Al pueblo llegaba de Barquisimeto, entre días, un vendedor de helados llamados “el Polo”. La parvada de muchachos de aquel entonces, numerosa y libre, cuando nos conducíamos a la escuela y en la hora del “recreo” aprovechábamos para comprar los helados que para todos eran “polos”. Dame un polo –pedía algún desprevenido, (costaban una locha). El consecuente consumidor, indagaba: ¿qué sabores tienes?
Eran tres muchachos, una hembra que lógicamente asistía a la escuela de niñas y dos varones. Siempre ha sido común que los padres abandonen a los hijos desde muy pequeñines. Y estos muchachos padecían de esa ausencia. Un día, sólo un día, incalificable, se apareció a la casa; los muchachos rebozaron de alegría y el padre los recompensó dándole a cada uno una locha. Muy complacida, la madre también se puso. Cosas de muchachos, con las lochas en sus manos, soñaron esperar al polero. En efecto, cuando oyeron a la campanita del carrito vendedor de polos, corrieron entusiasmados a darle la bienvenida al vendedor. Cada cual escogió su sabor y todos salieron con su tubular palito de polos. Al calor de sus lenguas saboreaban el dulce almíbar del polo. Al frente de la casa de estos muchachos vivía una familia Aponte a donde la madre les había encomendado fueran. Los muchachos entraron a esta casa “chupándose” sus polos y allí, por casualidad, encontraron que el padre estaba. El los miró con el rostro interrogativo y con voz fuerte y altanera, preguntó: ¡qué vaina es esa que comen? Los muchachos sorprendidos en su ingenuidad, resbalando sus polos entre sus labios, los dejaron de saborear y a voz en coro, contestaron: ¡polo! El ceño arrugado, la cara total era de rechazo.
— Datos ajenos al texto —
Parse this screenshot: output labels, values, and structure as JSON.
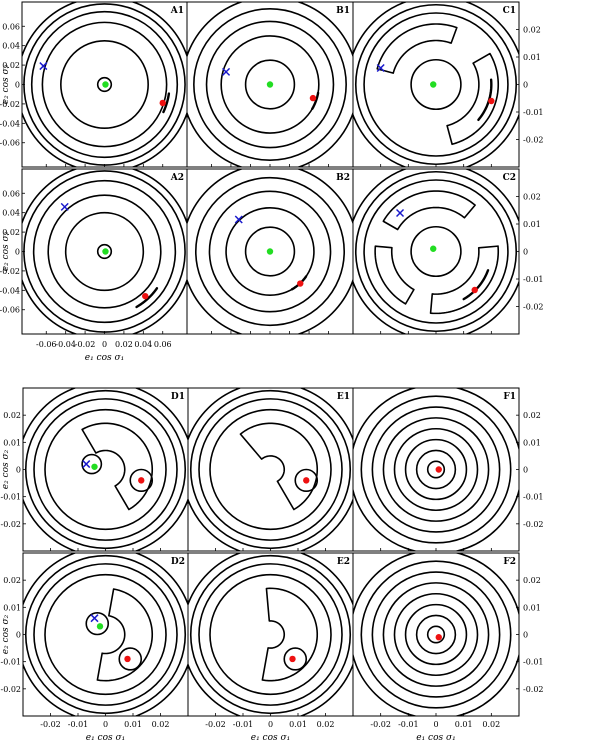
{
  "chart_data": [
    {
      "id": "A1",
      "type": "contour",
      "label": "A1",
      "xlim": [
        -0.085,
        0.085
      ],
      "ylim": [
        -0.085,
        0.085
      ],
      "xticks": [
        -0.06,
        -0.04,
        -0.02,
        0,
        0.02,
        0.04,
        0.06
      ],
      "xticklabels": [
        "-0.06",
        "-0.04",
        "-0.02",
        "0",
        "0.02",
        "0.04",
        "0.06"
      ],
      "yticks": [
        0.06,
        0.04,
        0.02,
        0,
        -0.02,
        -0.04,
        -0.06
      ],
      "yticklabels": [
        "0.06",
        "0.04",
        "0.02",
        "0",
        "-0.02",
        "-0.04",
        "-0.06"
      ],
      "ytick_side": "left",
      "ylabel": "e₂ cos σ₂",
      "xlabel": "",
      "contour_radii": [
        0.007,
        0.045,
        0.064,
        0.075,
        0.083,
        0.09
      ],
      "arcs": [
        {
          "r": 0.067,
          "a0": -25,
          "a1": -8
        }
      ],
      "points": [
        {
          "kind": "green",
          "x": 0.001,
          "y": 0.0
        },
        {
          "kind": "red",
          "x": 0.06,
          "y": -0.019
        },
        {
          "kind": "cross",
          "x": -0.063,
          "y": 0.019
        }
      ]
    },
    {
      "id": "B1",
      "type": "contour",
      "label": "B1",
      "xlim": [
        -0.085,
        0.085
      ],
      "ylim": [
        -0.085,
        0.085
      ],
      "xticks": [
        -0.06,
        -0.04,
        -0.02,
        0,
        0.02,
        0.04,
        0.06
      ],
      "xticklabels": [
        "-0.06",
        "-0.04",
        "-0.02",
        "0",
        "0.02",
        "0.04",
        "0.06"
      ],
      "yticks": [],
      "yticklabels": [],
      "ytick_side": "none",
      "ylabel": "",
      "xlabel": "",
      "contour_radii": [
        0.025,
        0.05,
        0.065,
        0.078,
        0.09
      ],
      "arcs": [
        {
          "r": 0.05,
          "a0": -30,
          "a1": -10
        }
      ],
      "points": [
        {
          "kind": "green",
          "x": 0.0,
          "y": 0.0
        },
        {
          "kind": "red",
          "x": 0.044,
          "y": -0.014
        },
        {
          "kind": "cross",
          "x": -0.045,
          "y": 0.013
        }
      ]
    },
    {
      "id": "C1",
      "type": "contour",
      "label": "C1",
      "xlim": [
        -0.03,
        0.03
      ],
      "ylim": [
        -0.03,
        0.03
      ],
      "xticks": [
        -0.02,
        -0.01,
        0,
        0.01,
        0.02
      ],
      "xticklabels": [
        "-0.02",
        "-0.01",
        "0",
        "0.01",
        "0.02"
      ],
      "yticks": [
        0.02,
        0.01,
        0,
        -0.01,
        -0.02
      ],
      "yticklabels": [
        "0.02",
        "0.01",
        "0",
        "-0.01",
        "-0.02"
      ],
      "ytick_side": "right",
      "ylabel": "",
      "xlabel": "",
      "contour_radii": [
        0.009,
        0.026,
        0.029,
        0.032
      ],
      "arcs": [
        {
          "r": 0.02,
          "a0": -40,
          "a1": 5
        }
      ],
      "lobes": [
        {
          "r": 0.019,
          "a0": -75,
          "a1": 30,
          "w": 0.0035
        },
        {
          "r": 0.019,
          "a0": 70,
          "a1": 165,
          "w": 0.003
        }
      ],
      "points": [
        {
          "kind": "green",
          "x": -0.001,
          "y": 0.0
        },
        {
          "kind": "red",
          "x": 0.02,
          "y": -0.006
        },
        {
          "kind": "cross",
          "x": -0.02,
          "y": 0.006
        }
      ]
    },
    {
      "id": "A2",
      "type": "contour",
      "label": "A2",
      "xlim": [
        -0.085,
        0.085
      ],
      "ylim": [
        -0.085,
        0.085
      ],
      "xticks": [
        -0.06,
        -0.04,
        -0.02,
        0,
        0.02,
        0.04,
        0.06
      ],
      "xticklabels": [
        "-0.06",
        "-0.04",
        "-0.02",
        "0",
        "0.02",
        "0.04",
        "0.06"
      ],
      "yticks": [
        0.06,
        0.04,
        0.02,
        0,
        -0.02,
        -0.04,
        -0.06
      ],
      "yticklabels": [
        "0.06",
        "0.04",
        "0.02",
        "0",
        "-0.02",
        "-0.04",
        "-0.06"
      ],
      "ytick_side": "left",
      "ylabel": "e₂ cos σ₂",
      "xlabel": "",
      "contour_radii": [
        0.007,
        0.04,
        0.058,
        0.073,
        0.083,
        0.09
      ],
      "arcs": [
        {
          "r": 0.066,
          "a0": -60,
          "a1": -35
        }
      ],
      "points": [
        {
          "kind": "green",
          "x": 0.001,
          "y": 0.0
        },
        {
          "kind": "red",
          "x": 0.042,
          "y": -0.046
        },
        {
          "kind": "cross",
          "x": -0.041,
          "y": 0.046
        }
      ]
    },
    {
      "id": "B2",
      "type": "contour",
      "label": "B2",
      "xlim": [
        -0.085,
        0.085
      ],
      "ylim": [
        -0.085,
        0.085
      ],
      "xticks": [
        -0.06,
        -0.04,
        -0.02,
        0,
        0.02,
        0.04,
        0.06
      ],
      "xticklabels": [
        "-0.06",
        "-0.04",
        "-0.02",
        "0",
        "0.02",
        "0.04",
        "0.06"
      ],
      "yticks": [],
      "yticklabels": [],
      "ytick_side": "none",
      "ylabel": "",
      "xlabel": "",
      "contour_radii": [
        0.025,
        0.045,
        0.062,
        0.076,
        0.09
      ],
      "arcs": [
        {
          "r": 0.045,
          "a0": -60,
          "a1": -35
        }
      ],
      "points": [
        {
          "kind": "green",
          "x": 0.0,
          "y": 0.0
        },
        {
          "kind": "red",
          "x": 0.031,
          "y": -0.033
        },
        {
          "kind": "cross",
          "x": -0.032,
          "y": 0.033
        }
      ]
    },
    {
      "id": "C2",
      "type": "contour",
      "label": "C2",
      "xlim": [
        -0.03,
        0.03
      ],
      "ylim": [
        -0.03,
        0.03
      ],
      "xticks": [
        -0.02,
        -0.01,
        0,
        0.01,
        0.02
      ],
      "xticklabels": [
        "-0.02",
        "-0.01",
        "0",
        "0.01",
        "0.02"
      ],
      "yticks": [
        0.02,
        0.01,
        0,
        -0.01,
        -0.02
      ],
      "yticklabels": [
        "0.02",
        "0.01",
        "0",
        "-0.01",
        "-0.02"
      ],
      "ytick_side": "right",
      "ylabel": "",
      "xlabel": "",
      "contour_radii": [
        0.009,
        0.026,
        0.029,
        0.032
      ],
      "arcs": [
        {
          "r": 0.02,
          "a0": -60,
          "a1": -20
        }
      ],
      "lobes": [
        {
          "r": 0.019,
          "a0": -95,
          "a1": 5,
          "w": 0.0035
        },
        {
          "r": 0.019,
          "a0": 50,
          "a1": 150,
          "w": 0.003
        },
        {
          "r": 0.019,
          "a0": 175,
          "a1": 240,
          "w": 0.003
        }
      ],
      "points": [
        {
          "kind": "green",
          "x": -0.001,
          "y": 0.001
        },
        {
          "kind": "red",
          "x": 0.014,
          "y": -0.014
        },
        {
          "kind": "cross",
          "x": -0.013,
          "y": 0.014
        }
      ]
    },
    {
      "id": "A3",
      "type": "contour",
      "label": "",
      "xlim": [
        -0.085,
        0.085
      ],
      "ylim": [
        -0.085,
        0.085
      ],
      "xticks": [
        -0.06,
        -0.04,
        -0.02,
        0,
        0.02,
        0.04,
        0.06
      ],
      "xticklabels": [
        "-0.06",
        "-0.04",
        "-0.02",
        "0",
        "0.02",
        "0.04",
        "0.06"
      ],
      "yticks": [],
      "yticklabels": [],
      "ytick_side": "none",
      "ylabel": "",
      "xlabel": "e₁ cos σ₁",
      "contour_radii": [],
      "arcs": [],
      "points": [],
      "axis_only": true
    },
    {
      "id": "D1",
      "type": "contour",
      "label": "D1",
      "xlim": [
        -0.03,
        0.03
      ],
      "ylim": [
        -0.03,
        0.03
      ],
      "xticks": [
        -0.02,
        -0.01,
        0,
        0.01,
        0.02
      ],
      "xticklabels": [
        "-0.02",
        "-0.01",
        "0",
        "0.01",
        "0.02"
      ],
      "yticks": [
        0.02,
        0.01,
        0,
        -0.01,
        -0.02
      ],
      "yticklabels": [
        "0.02",
        "0.01",
        "0",
        "-0.01",
        "-0.02"
      ],
      "ytick_side": "left",
      "ylabel": "e₂ cos σ₂",
      "xlabel": "",
      "contour_radii": [
        0.022,
        0.026,
        0.029,
        0.032
      ],
      "lobes": [
        {
          "r": 0.012,
          "a0": -60,
          "a1": 120,
          "w": 0.005
        }
      ],
      "smallrings": [
        {
          "x": -0.005,
          "y": 0.002,
          "r": 0.0035
        },
        {
          "x": 0.013,
          "y": -0.004,
          "r": 0.004
        }
      ],
      "arcs": [],
      "points": [
        {
          "kind": "green",
          "x": -0.004,
          "y": 0.001
        },
        {
          "kind": "red",
          "x": 0.013,
          "y": -0.004
        },
        {
          "kind": "cross",
          "x": -0.007,
          "y": 0.002
        }
      ]
    },
    {
      "id": "E1",
      "type": "contour",
      "label": "E1",
      "xlim": [
        -0.03,
        0.03
      ],
      "ylim": [
        -0.03,
        0.03
      ],
      "xticks": [
        -0.02,
        -0.01,
        0,
        0.01,
        0.02
      ],
      "xticklabels": [
        "-0.02",
        "-0.01",
        "0",
        "0.01",
        "0.02"
      ],
      "yticks": [],
      "yticklabels": [],
      "ytick_side": "none",
      "ylabel": "",
      "xlabel": "",
      "contour_radii": [
        0.022,
        0.026,
        0.029,
        0.032
      ],
      "lobes": [
        {
          "r": 0.011,
          "a0": -60,
          "a1": 130,
          "w": 0.006
        }
      ],
      "smallrings": [
        {
          "x": 0.013,
          "y": -0.004,
          "r": 0.004
        }
      ],
      "arcs": [],
      "points": [
        {
          "kind": "red",
          "x": 0.013,
          "y": -0.004
        }
      ]
    },
    {
      "id": "F1",
      "type": "contour",
      "label": "F1",
      "xlim": [
        -0.03,
        0.03
      ],
      "ylim": [
        -0.03,
        0.03
      ],
      "xticks": [
        -0.02,
        -0.01,
        0,
        0.01,
        0.02
      ],
      "xticklabels": [
        "-0.02",
        "-0.01",
        "0",
        "0.01",
        "0.02"
      ],
      "yticks": [
        0.02,
        0.01,
        0,
        -0.01,
        -0.02
      ],
      "yticklabels": [
        "0.02",
        "0.01",
        "0",
        "-0.01",
        "-0.02"
      ],
      "ytick_side": "right",
      "ylabel": "",
      "xlabel": "",
      "contour_radii": [
        0.003,
        0.007,
        0.011,
        0.015,
        0.019,
        0.023,
        0.027,
        0.031
      ],
      "arcs": [],
      "points": [
        {
          "kind": "red",
          "x": 0.001,
          "y": 0.0
        }
      ]
    },
    {
      "id": "D2",
      "type": "contour",
      "label": "D2",
      "xlim": [
        -0.03,
        0.03
      ],
      "ylim": [
        -0.03,
        0.03
      ],
      "xticks": [
        -0.02,
        -0.01,
        0,
        0.01,
        0.02
      ],
      "xticklabels": [
        "-0.02",
        "-0.01",
        "0",
        "0.01",
        "0.02"
      ],
      "yticks": [
        0.02,
        0.01,
        0,
        -0.01,
        -0.02
      ],
      "yticklabels": [
        "0.02",
        "0.01",
        "0",
        "-0.01",
        "-0.02"
      ],
      "ytick_side": "left",
      "ylabel": "e₂ cos σ₂",
      "xlabel": "e₁ cos σ₁",
      "contour_radii": [
        0.022,
        0.026,
        0.029,
        0.032
      ],
      "lobes": [
        {
          "r": 0.012,
          "a0": -100,
          "a1": 80,
          "w": 0.005
        }
      ],
      "smallrings": [
        {
          "x": -0.003,
          "y": 0.004,
          "r": 0.004
        },
        {
          "x": 0.009,
          "y": -0.009,
          "r": 0.004
        }
      ],
      "arcs": [],
      "points": [
        {
          "kind": "green",
          "x": -0.002,
          "y": 0.003
        },
        {
          "kind": "red",
          "x": 0.008,
          "y": -0.009
        },
        {
          "kind": "cross",
          "x": -0.004,
          "y": 0.006
        }
      ]
    },
    {
      "id": "E2",
      "type": "contour",
      "label": "E2",
      "xlim": [
        -0.03,
        0.03
      ],
      "ylim": [
        -0.03,
        0.03
      ],
      "xticks": [
        -0.02,
        -0.01,
        0,
        0.01,
        0.02
      ],
      "xticklabels": [
        "-0.02",
        "-0.01",
        "0",
        "0.01",
        "0.02"
      ],
      "yticks": [],
      "yticklabels": [],
      "ytick_side": "none",
      "ylabel": "",
      "xlabel": "e₁ cos σ₁",
      "contour_radii": [
        0.022,
        0.026,
        0.029,
        0.032
      ],
      "lobes": [
        {
          "r": 0.011,
          "a0": -100,
          "a1": 95,
          "w": 0.006
        }
      ],
      "smallrings": [
        {
          "x": 0.009,
          "y": -0.009,
          "r": 0.004
        }
      ],
      "arcs": [],
      "points": [
        {
          "kind": "red",
          "x": 0.008,
          "y": -0.009
        }
      ]
    },
    {
      "id": "F2",
      "type": "contour",
      "label": "F2",
      "xlim": [
        -0.03,
        0.03
      ],
      "ylim": [
        -0.03,
        0.03
      ],
      "xticks": [
        -0.02,
        -0.01,
        0,
        0.01,
        0.02
      ],
      "xticklabels": [
        "-0.02",
        "-0.01",
        "0",
        "0.01",
        "0.02"
      ],
      "yticks": [
        0.02,
        0.01,
        0,
        -0.01,
        -0.02
      ],
      "yticklabels": [
        "0.02",
        "0.01",
        "0",
        "-0.01",
        "-0.02"
      ],
      "ytick_side": "right",
      "ylabel": "",
      "xlabel": "e₁ cos σ₁",
      "contour_radii": [
        0.003,
        0.007,
        0.011,
        0.015,
        0.019,
        0.023,
        0.027,
        0.031
      ],
      "arcs": [],
      "points": [
        {
          "kind": "red",
          "x": 0.001,
          "y": -0.001
        }
      ]
    }
  ],
  "colors": {
    "green": "#22dd22",
    "red": "#ee1111",
    "cross": "#1a1acc",
    "contour": "#000000"
  }
}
Se hizo un silencio que como compacto bloque llenó la distancia entre los hijos y aquel señor mal encarado. ¡Denme acá esa vaina! Atemorizados, los muchachos impotentes cedieron a la orden y se los entregaron. Al fondo del patio de la casa de la familia Aponte había un rimero de tercios de leña. (Entonces en las cocinas los fogones eran de leña) Y el tozudo y obstinado padre arrojó con toda su mala acción los tres polos casi enteros al rimero de los tercios de leña. Mudos, los muchachos respetuosos y tímidos, sin quejas, vieron como el humilde regalo se truncaba.
Después todo volvió a la rutina en la vida de la madre y de sus tres hijos. El padre después de consumada su acción, volvió a su ausencia para continuar su vida de abandono; quién podrá imaginar hasta qué otro día de la vida de esta familia podrá hacer su aparición, como acto milagroso, este señor y que padre. El dinero, así sean tres lochas no lo es todo.